AlphaGenome is a deep learning model that processes 1 Mb of DNA to predict thousands of human and mouse genomic tracks across 11 modalities, including gene expression and splicing. It outperforms specialized models on 25 of 26 benchmarks for regulatory variant effect prediction. The model uses a two-stage training process (pretraining and distillation) for multimodal variant interpretation at single-base-pair resolution.

3

Deploy AI Agents on Cloudflare, Skip Dedicated Hardware

Cloudflare's Moltworker project runs the Moltbot AI agent on Cloudflare's edge, removing the need for local machines. It uses Workers, Sandbox SDK for code execution, R2 for storage, AI Gateway for model access, and Browser Rendering for web automation. This offers a model for deploying AI agents on the edge, providing efficiency, security, and observability.

4

AI Code Assistance Lowers New Skill Mastery by 17%

A randomized trial found AI assistance slightly speeds coding tasks, though this difference was not statistically significant, but hinders skill mastery, especially debugging.
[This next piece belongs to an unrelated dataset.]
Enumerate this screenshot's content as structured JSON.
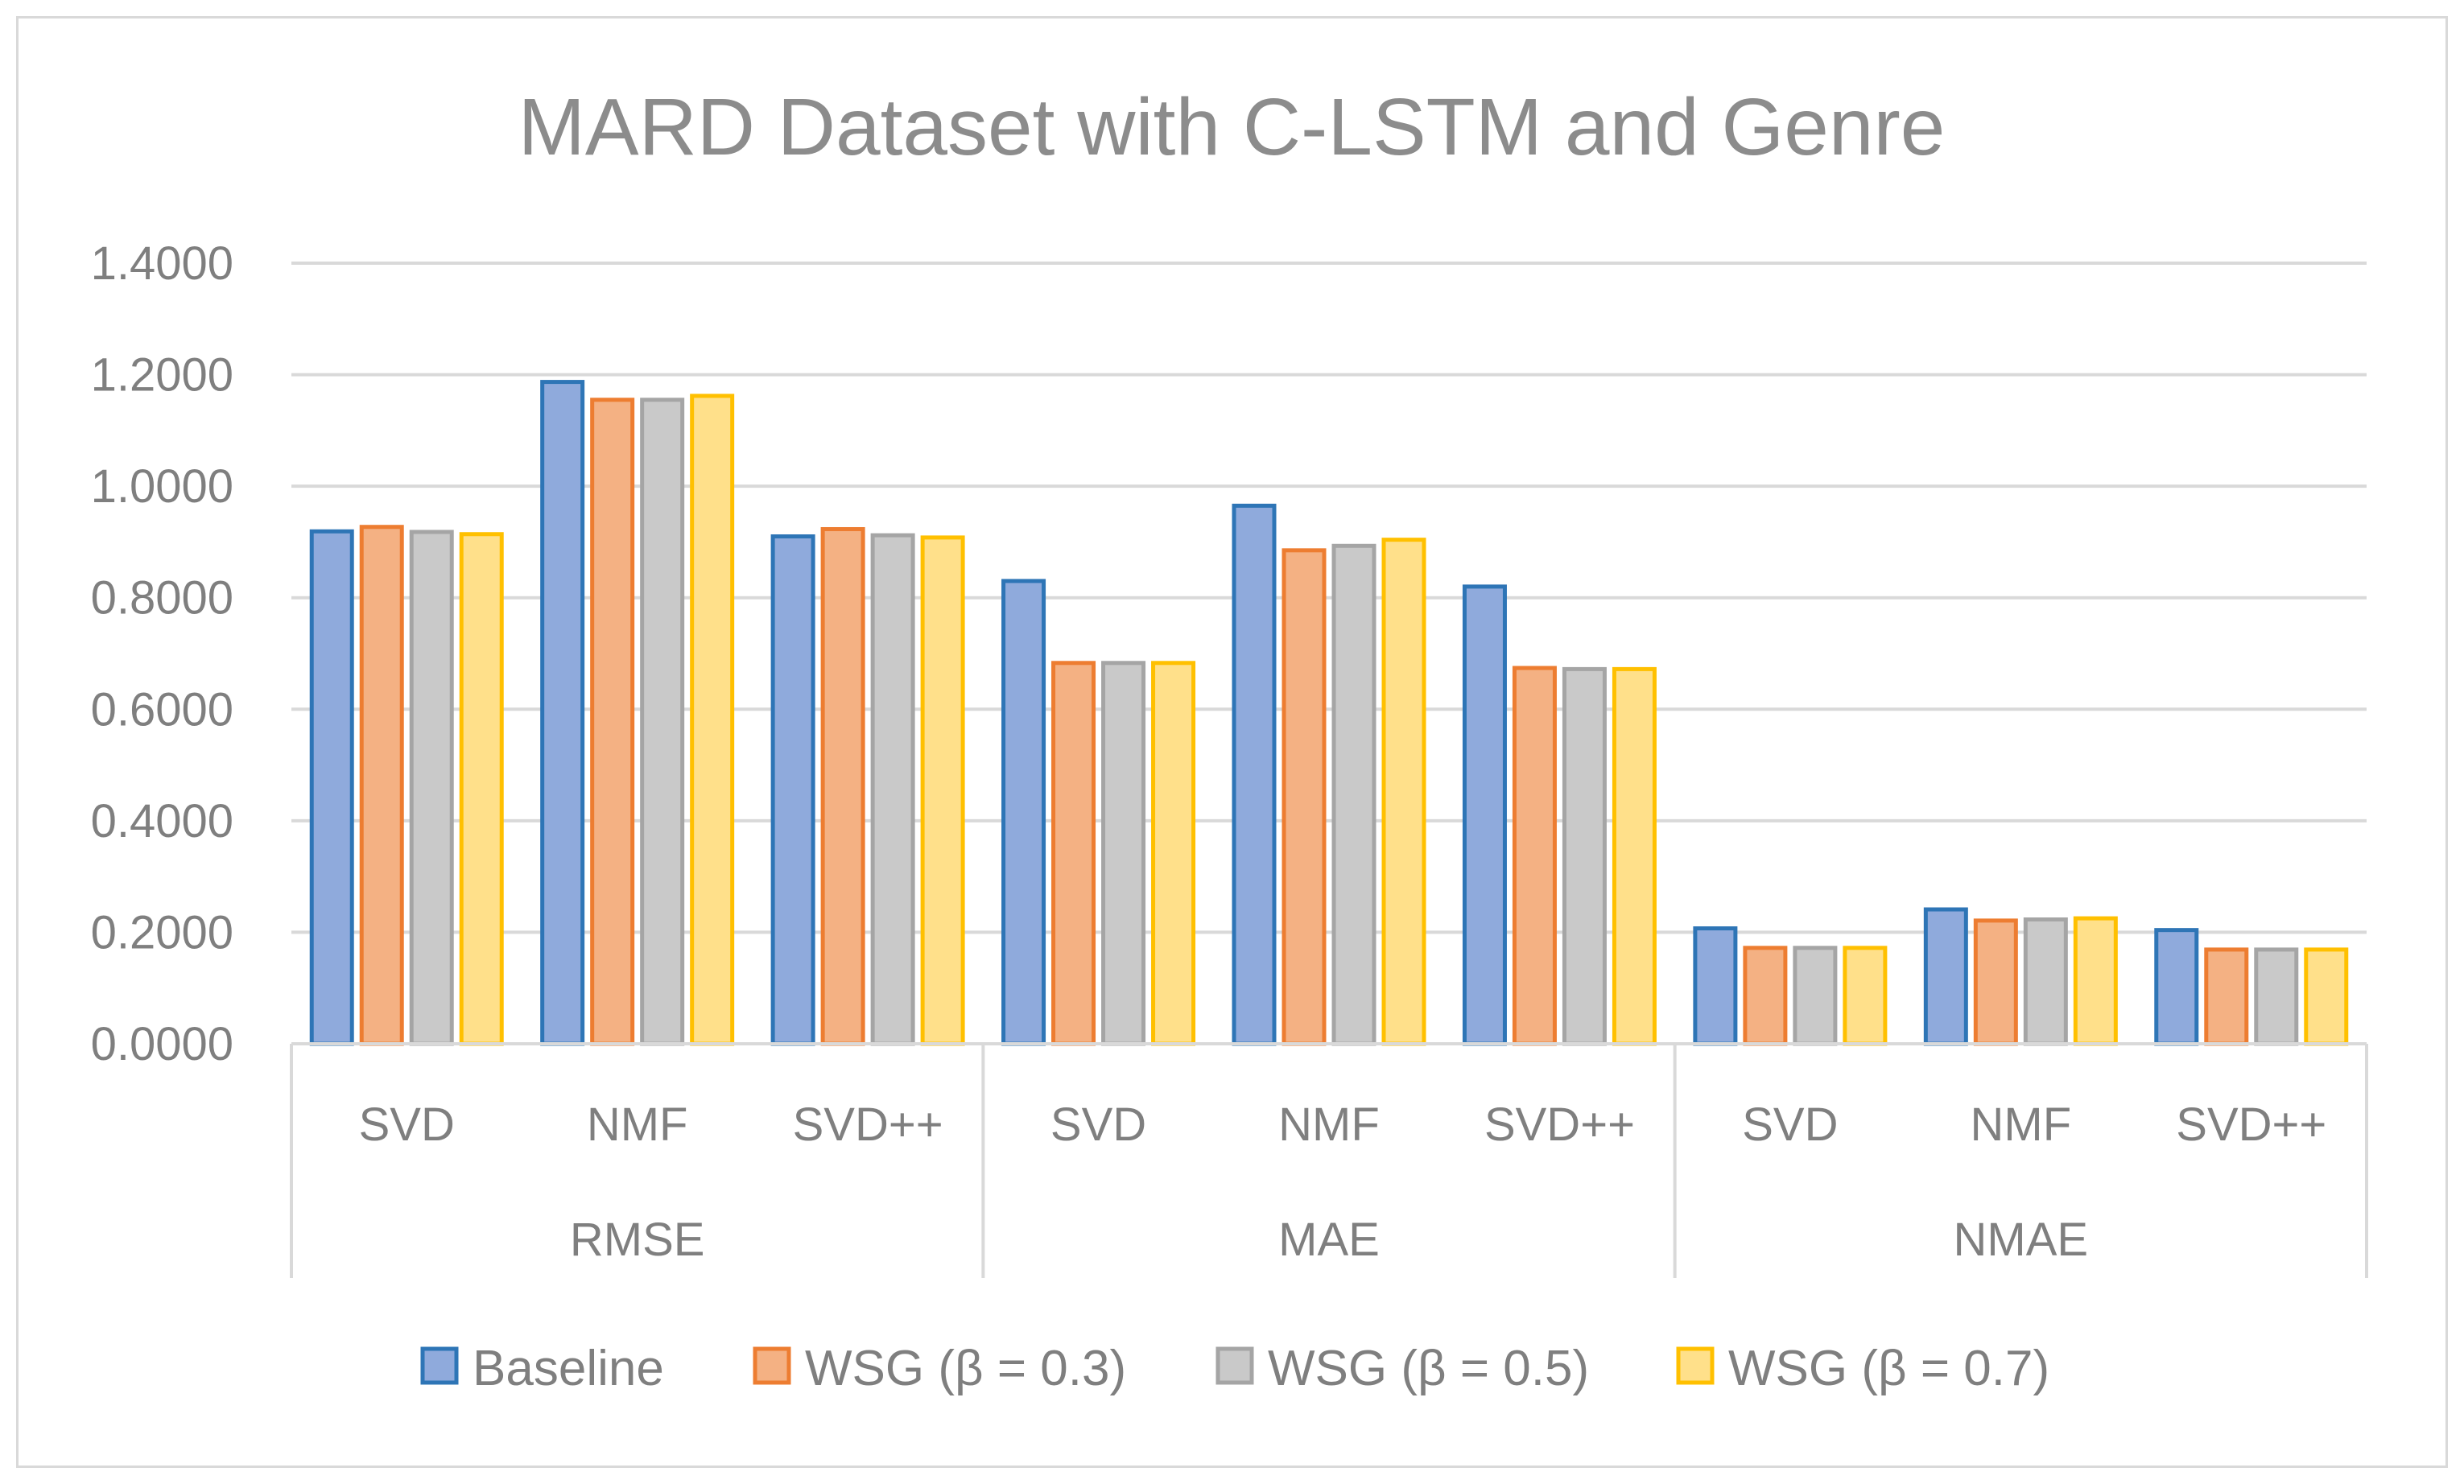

Participants using AI scored 17% lower on a quiz testing new concepts. However, those using AI for conceptual inquiry and comprehension retained more knowledge, suggesting the interaction method matters for learning.

ANALYSIS
1 story
1

Electrek: Tesla's Shift to AI is 'Automotive Suicide'

Tesla's Q4 2025 earnings call revealed a pivot from traditional car manufacturing to 'transportation as a service' and robotics, discontinuing Model S/X and new mass-market vehicles. Electrek argues this decision sacrifices an $80 billion automotive business for unproven ventures, calling it 'automotive suicide' despite declining revenue and deliveries.

TOOLS
1 story
1

6 Prompting Tips for Better LLM Output

Unimpressive LLM answers often stem from generic prompts. This article offers six strategies for ChatGPT, Claude, and Gemini, including defining roles, providing detailed context, and asking the AI to 'think step by step'. Applying these methods results in more effective answers, reframing AI as a sharp colleague.